Perempuan lebih mudah untuk diajak (gabung ke kelompok teroris). Perempuan diajak suaminya dengan pendekatan yang lebih soft. Kan mereka (perempuan) menggunakan perasaan, mungkin jika laki-laki masih pikir-pikir. Perempuan, jika sudah terpengaruhi maka akan kuat.

Karena itu diyakini, dan banyak fakta bicara begitu. Perempuan dituding akan dijadikan ‘pabrik manusia’ di Suriah sana. Perempuan diberikan informasi, bahwa tidak bisa mengangkat senjata di sana. Mereka diminta melayani para jihadis-jihadis, dan berkontribusi melahiran jihadis-jihadis.

Mereka juga minim pengetahuan, sehingga mudah diajak. Tapi bisa saja justru mereka punya pendidikan tinggi. Ini soal keterpengaruhan, kalau sudah mengena, maka bisa jadi mereka ikut.

Kami menerima deportan dari Suriah (pernah tergabung dengan ISIS) sebanyak 18 orang. Sebanyak 13 orang di antaranya perempuan dan anak-anak. Dari 18 orang, hanya 5 lelaki dewasa.

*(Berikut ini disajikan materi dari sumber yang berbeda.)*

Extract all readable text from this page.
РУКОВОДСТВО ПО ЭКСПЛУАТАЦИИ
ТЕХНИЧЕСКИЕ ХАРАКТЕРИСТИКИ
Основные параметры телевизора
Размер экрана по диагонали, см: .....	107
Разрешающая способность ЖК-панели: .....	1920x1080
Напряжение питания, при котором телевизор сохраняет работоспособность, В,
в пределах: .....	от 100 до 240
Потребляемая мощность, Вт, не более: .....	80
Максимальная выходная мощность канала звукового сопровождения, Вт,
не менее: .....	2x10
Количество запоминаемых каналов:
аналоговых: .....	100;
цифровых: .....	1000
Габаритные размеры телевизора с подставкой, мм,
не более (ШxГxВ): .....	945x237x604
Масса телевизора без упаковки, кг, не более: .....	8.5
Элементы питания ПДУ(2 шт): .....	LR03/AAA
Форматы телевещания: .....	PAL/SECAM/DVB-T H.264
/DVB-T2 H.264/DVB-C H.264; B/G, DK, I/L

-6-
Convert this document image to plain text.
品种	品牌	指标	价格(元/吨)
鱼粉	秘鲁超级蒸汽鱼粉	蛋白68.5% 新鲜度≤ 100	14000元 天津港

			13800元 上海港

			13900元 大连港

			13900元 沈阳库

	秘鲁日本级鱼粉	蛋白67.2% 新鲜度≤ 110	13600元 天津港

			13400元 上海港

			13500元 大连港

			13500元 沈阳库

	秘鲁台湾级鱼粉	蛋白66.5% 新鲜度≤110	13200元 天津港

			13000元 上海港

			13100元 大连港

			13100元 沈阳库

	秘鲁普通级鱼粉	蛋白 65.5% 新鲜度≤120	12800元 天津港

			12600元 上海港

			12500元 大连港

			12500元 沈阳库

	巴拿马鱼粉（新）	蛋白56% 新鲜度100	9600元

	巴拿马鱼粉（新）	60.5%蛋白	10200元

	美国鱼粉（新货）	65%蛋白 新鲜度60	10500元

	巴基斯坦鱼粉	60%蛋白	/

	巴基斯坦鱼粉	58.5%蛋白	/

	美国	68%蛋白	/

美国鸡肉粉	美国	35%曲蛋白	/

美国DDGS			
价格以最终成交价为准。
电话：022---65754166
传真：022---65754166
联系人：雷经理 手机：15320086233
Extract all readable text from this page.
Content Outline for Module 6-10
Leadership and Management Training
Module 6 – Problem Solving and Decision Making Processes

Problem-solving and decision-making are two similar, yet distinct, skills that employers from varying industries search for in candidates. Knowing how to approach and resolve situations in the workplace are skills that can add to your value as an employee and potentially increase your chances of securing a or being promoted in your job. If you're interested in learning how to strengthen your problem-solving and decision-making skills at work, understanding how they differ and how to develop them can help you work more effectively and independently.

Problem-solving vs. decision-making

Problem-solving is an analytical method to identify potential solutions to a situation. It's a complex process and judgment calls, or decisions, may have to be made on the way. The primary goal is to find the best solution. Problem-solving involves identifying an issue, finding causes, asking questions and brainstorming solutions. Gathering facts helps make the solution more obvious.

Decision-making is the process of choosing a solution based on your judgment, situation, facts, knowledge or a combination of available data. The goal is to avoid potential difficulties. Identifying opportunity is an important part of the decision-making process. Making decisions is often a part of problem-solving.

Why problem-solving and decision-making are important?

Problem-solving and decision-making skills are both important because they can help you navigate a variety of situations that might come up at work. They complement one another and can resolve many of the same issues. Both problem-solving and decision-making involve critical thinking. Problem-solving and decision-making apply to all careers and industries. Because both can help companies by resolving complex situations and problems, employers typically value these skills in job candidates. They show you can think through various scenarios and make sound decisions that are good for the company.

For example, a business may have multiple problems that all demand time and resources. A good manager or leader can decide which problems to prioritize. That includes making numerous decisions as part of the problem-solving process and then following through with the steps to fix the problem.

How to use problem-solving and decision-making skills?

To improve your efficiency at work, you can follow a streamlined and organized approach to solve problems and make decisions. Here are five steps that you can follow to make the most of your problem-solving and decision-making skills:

Mereka tinggal di Cipayung, dan sudah tidak punya apa-apa lagi. Jadi mudah kembali terpengaruh kembali ke Suriah.

Sejak Januari 2017, BNPT menerima deportan 300 orang. Hampir separuhnya perempuan.

Apa yang menyebabkan mereka mudah terpengaruhi?

Sehingga tidak hanya 1 faktor (sebab perempuan gabung ke organisasi teroris). Bisa juga karena ekonomi, keluarga, agama dan keyakinan. Korban doktrin banyak dari mahasiswi, mereka tiba-tiba hilang.

Yang sudah saya angkat, hanya yang sudah dewasa. Sementara ada juga anak-anak yang sudah berani mengkafirkan ibunya. Seorang ibu datang ke BNPT dengan menangis. Dia mengadu karena anaknya baru lulus SD masuk pesantren yang bukan pesantren, dia baru menghafal Al Quran.

Sebulan kemudian, dia meminta ibunya itu menggunakan pakaian tertutup dengan mengirimkan poster-poster.

Tapi saya tidak salahkan mereka, sebab masyarakat secara umum pun harus memberikan penjelasan dan dukungan, bahwa tidak ada ada yang mengajarkan bunuh diri untuk masuk surga.

Selama ini ajakan seperti itu selalu diglorifikasi dan diberikan narasi-narasi tidak benar.

BNPT mendapatkan pengalaman di Munchen dan Berlin selama 2 pekan di sana. Kami dialog bersama LSM dan pemerintah Jerman, untuk bertukar informasi dan apa yang mereka lakukan untuk memberantas terorisme.

Mereka banyak menghadapi persoalan pulangnya imigrant-imigran dari Suriah dan melakukan aksi teror.

Sejauhmana peran perempuan teroris?

Seperti di Suriah, mereka angkat senjata. Bisa juga ikut menjadi tukang masak, bahkan bisa juga diintimidasi dan diancam.

Filipina mengumumkan Marawi sudah bebas dari ISIS, sejauhmana mempengaruhi keamanan Indonesia?

Secara umum, organisasi apapun bisa berakhir, tapi ideologi tidak akan pernah berakhir. Organisasi bisa kalah, tapi ideologi tidak pernah bisa dikalahkan.